Talk about an interesting thing to know after the fact. The other night, Mark Smith of The Outside Corner and Braves blog Chop-N-Change (among others) asked a pretty good question. Knowing what we know now, this time last year, would you rather give up Lawrie for two years of Marcum, or three years of Jurrjens?
Of course, the trade the Brewers did make ended up working pretty well. Shaun Marcum threw 200 innings for Milwaukee, struck out just over 7 per 9 innings pitched, kept the ball in the park (0.99 HR/9), and was generally the Brewers’ most effective and consistent starter during the first half of the season.

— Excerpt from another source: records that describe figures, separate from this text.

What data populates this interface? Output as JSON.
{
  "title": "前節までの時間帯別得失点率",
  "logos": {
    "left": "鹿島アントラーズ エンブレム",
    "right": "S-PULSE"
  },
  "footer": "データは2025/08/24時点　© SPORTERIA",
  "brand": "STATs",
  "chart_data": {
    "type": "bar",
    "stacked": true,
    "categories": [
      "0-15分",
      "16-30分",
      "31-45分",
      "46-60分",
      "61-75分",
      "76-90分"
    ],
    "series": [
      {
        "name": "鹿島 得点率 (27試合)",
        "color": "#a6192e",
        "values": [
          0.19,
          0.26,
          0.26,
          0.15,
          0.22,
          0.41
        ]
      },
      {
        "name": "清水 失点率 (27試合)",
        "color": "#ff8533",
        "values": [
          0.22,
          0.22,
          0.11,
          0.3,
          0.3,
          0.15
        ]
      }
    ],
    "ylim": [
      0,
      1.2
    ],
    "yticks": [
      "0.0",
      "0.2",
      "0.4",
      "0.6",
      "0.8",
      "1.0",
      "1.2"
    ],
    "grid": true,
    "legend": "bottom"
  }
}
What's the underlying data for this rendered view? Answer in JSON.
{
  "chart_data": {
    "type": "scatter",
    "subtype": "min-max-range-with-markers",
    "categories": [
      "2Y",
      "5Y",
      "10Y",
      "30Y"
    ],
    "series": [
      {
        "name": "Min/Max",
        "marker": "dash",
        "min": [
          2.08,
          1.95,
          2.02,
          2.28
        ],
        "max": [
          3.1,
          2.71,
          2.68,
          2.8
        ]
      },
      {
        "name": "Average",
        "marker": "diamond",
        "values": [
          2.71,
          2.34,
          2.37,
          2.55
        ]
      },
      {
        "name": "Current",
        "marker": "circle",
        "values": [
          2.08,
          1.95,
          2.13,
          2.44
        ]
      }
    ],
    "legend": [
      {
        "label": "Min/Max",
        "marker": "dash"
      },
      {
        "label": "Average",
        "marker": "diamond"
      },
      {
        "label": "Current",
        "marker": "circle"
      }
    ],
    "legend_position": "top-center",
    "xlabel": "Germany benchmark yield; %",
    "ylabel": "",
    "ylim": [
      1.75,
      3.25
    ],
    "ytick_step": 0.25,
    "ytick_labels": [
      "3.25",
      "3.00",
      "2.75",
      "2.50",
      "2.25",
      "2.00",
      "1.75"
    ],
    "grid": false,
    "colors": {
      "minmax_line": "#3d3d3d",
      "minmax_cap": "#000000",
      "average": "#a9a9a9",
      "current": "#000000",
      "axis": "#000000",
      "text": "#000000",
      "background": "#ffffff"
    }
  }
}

He started to look tired by the end of the year, but if it weren’t for Marcum’s contributions while Zack Greinke was working off the rust and Yovani Gallardo was having trouble missing bats, the Brewers probably don’t win the division.

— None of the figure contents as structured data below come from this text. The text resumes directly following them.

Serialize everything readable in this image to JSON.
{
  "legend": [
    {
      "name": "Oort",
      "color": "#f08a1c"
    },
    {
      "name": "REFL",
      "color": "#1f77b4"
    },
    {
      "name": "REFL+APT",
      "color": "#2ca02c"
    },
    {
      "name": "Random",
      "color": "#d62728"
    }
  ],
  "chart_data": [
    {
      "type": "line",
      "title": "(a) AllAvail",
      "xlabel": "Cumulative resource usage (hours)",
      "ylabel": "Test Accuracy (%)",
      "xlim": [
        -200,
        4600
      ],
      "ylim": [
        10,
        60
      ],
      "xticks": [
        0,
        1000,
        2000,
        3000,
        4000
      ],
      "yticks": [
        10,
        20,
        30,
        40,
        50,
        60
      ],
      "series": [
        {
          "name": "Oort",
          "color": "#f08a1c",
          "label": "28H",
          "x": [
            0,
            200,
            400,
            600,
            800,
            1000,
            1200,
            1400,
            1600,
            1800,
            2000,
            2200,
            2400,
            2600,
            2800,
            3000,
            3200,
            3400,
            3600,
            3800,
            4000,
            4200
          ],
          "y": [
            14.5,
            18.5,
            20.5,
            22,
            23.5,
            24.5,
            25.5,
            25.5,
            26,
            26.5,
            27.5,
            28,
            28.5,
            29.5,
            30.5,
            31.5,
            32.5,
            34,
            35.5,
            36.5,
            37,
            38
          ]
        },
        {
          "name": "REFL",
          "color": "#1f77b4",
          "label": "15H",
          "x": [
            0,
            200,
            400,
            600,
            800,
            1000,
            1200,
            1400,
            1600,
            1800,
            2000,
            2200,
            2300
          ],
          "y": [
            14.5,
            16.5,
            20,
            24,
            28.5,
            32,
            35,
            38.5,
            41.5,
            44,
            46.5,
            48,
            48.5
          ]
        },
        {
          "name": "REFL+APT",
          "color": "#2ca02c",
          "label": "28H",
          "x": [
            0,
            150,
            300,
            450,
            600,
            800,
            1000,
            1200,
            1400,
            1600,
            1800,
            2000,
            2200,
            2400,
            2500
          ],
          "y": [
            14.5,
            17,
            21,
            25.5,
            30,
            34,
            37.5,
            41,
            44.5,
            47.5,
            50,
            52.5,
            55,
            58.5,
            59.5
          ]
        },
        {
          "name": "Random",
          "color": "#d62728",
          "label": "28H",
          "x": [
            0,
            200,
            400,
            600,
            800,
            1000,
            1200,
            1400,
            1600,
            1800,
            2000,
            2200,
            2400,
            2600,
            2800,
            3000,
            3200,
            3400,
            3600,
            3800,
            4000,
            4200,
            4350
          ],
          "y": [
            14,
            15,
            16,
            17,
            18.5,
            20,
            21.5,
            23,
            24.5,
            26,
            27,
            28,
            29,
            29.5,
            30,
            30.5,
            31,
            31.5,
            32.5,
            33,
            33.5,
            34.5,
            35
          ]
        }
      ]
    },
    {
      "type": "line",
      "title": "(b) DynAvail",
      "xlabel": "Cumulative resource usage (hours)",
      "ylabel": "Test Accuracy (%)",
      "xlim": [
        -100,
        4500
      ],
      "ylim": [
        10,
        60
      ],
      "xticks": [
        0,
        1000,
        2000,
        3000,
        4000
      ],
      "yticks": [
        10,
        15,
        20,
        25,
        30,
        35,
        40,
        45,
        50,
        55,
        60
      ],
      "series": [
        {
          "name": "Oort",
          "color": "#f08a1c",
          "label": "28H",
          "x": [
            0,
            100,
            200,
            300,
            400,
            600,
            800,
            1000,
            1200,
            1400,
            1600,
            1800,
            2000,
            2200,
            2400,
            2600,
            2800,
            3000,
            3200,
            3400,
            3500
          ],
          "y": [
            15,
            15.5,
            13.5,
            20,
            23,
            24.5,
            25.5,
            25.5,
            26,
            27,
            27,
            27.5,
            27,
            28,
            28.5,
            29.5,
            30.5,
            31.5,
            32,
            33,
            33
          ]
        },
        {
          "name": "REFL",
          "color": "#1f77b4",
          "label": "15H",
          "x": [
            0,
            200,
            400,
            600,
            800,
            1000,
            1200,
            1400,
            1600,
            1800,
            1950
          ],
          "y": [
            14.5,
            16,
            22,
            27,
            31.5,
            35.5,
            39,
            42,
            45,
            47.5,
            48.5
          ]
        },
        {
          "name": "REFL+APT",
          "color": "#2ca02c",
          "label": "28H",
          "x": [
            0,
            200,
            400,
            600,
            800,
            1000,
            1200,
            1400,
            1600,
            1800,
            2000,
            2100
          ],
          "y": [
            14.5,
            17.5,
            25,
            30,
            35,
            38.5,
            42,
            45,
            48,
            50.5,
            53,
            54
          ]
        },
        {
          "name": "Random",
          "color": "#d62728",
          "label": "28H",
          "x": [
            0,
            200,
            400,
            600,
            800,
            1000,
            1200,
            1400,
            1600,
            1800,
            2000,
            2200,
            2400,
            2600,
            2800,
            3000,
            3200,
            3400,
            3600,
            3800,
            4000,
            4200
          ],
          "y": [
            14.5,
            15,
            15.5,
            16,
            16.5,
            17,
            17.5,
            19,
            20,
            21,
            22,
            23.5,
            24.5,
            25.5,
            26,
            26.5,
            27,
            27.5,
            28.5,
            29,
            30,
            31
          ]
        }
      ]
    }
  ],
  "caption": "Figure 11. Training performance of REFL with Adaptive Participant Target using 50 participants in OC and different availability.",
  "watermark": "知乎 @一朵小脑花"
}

Jurrjens, though, had an even more impressive first half for the Braves. Forget for a second that he outpitched just about every predictor he could have outpitched — he was getting some scary good results despite not striking many guys out and walking batters at a higher rate than Marcum.Through his first 16 starts, Jurrjens put up an ERA of 1.87 despite striking out just 65 of the 441 batters he faced. Like Marcum, he faded down the stretch, but was battling knee and oblique injuries. As bad as Marcum was at times during the last two months or so, at least he was still in the rotation. Jurrjens was on the shelf while the Braves went on a slide of historical proportions.
Long-term, though, who would the Brewers be better off with? Marcum is potentially a free agent after the 2012 season, while Jurrjens is under team control for 2012 and 2013. As a Scott Boras client, he’s not likely to sign an extension without testing the free agent market, while Marcum has at least seemed receptive to the idea of an extension.

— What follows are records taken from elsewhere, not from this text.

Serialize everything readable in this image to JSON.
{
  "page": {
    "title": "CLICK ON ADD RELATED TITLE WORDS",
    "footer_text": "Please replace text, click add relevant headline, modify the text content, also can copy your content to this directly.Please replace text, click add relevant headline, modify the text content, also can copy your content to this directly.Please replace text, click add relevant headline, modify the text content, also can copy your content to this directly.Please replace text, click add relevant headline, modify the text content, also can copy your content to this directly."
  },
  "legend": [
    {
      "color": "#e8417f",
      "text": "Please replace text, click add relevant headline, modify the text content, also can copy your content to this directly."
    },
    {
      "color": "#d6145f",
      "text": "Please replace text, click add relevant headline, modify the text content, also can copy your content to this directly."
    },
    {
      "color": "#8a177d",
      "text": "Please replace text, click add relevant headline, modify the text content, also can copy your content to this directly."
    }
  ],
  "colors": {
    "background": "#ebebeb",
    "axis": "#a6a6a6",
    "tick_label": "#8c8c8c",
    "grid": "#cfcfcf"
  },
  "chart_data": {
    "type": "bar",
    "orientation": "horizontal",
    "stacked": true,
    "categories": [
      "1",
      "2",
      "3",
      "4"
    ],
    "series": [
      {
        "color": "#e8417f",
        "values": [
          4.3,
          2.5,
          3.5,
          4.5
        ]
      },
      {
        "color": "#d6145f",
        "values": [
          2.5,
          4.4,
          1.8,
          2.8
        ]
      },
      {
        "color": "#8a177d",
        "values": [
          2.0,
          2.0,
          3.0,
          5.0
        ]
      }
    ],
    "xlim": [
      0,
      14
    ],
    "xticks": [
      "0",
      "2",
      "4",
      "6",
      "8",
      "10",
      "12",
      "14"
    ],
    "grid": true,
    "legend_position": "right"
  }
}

Marcum will always come with the risk of arm injury due to his delivery, but there’s real concern that Jurrjens is already hurting. His strikeout numbers even before injury were down over last year, and he’s lost nearly 3 mph on his fastball during his four years in Atlanta. That’s more than a little concerning for a guy who’s entering his age 26 season. Marcum doesn’t throw as hard as he did when he first came up, either — his fastball actually averaged 89.4 mph as a rookie — but he was at least back to pre-Tommy John levels in 2011. Marcum’s also working with a larger repertoire than Jurrjens, who’s much more of a three-pitch pitcher. The wide assortment of pitches allows Marcum to keep opponents gusesing despite below-average velocity.
In the end, the Brewers ultimately passed up another year of team control for a better overall pitcher. I don’t think the Brewers are regretting their decision, and as someone who loved the deal when it was made, I don’t think they should. Marcum performed as expected, and while the end of the season was disappointing, overall it was a strong showing.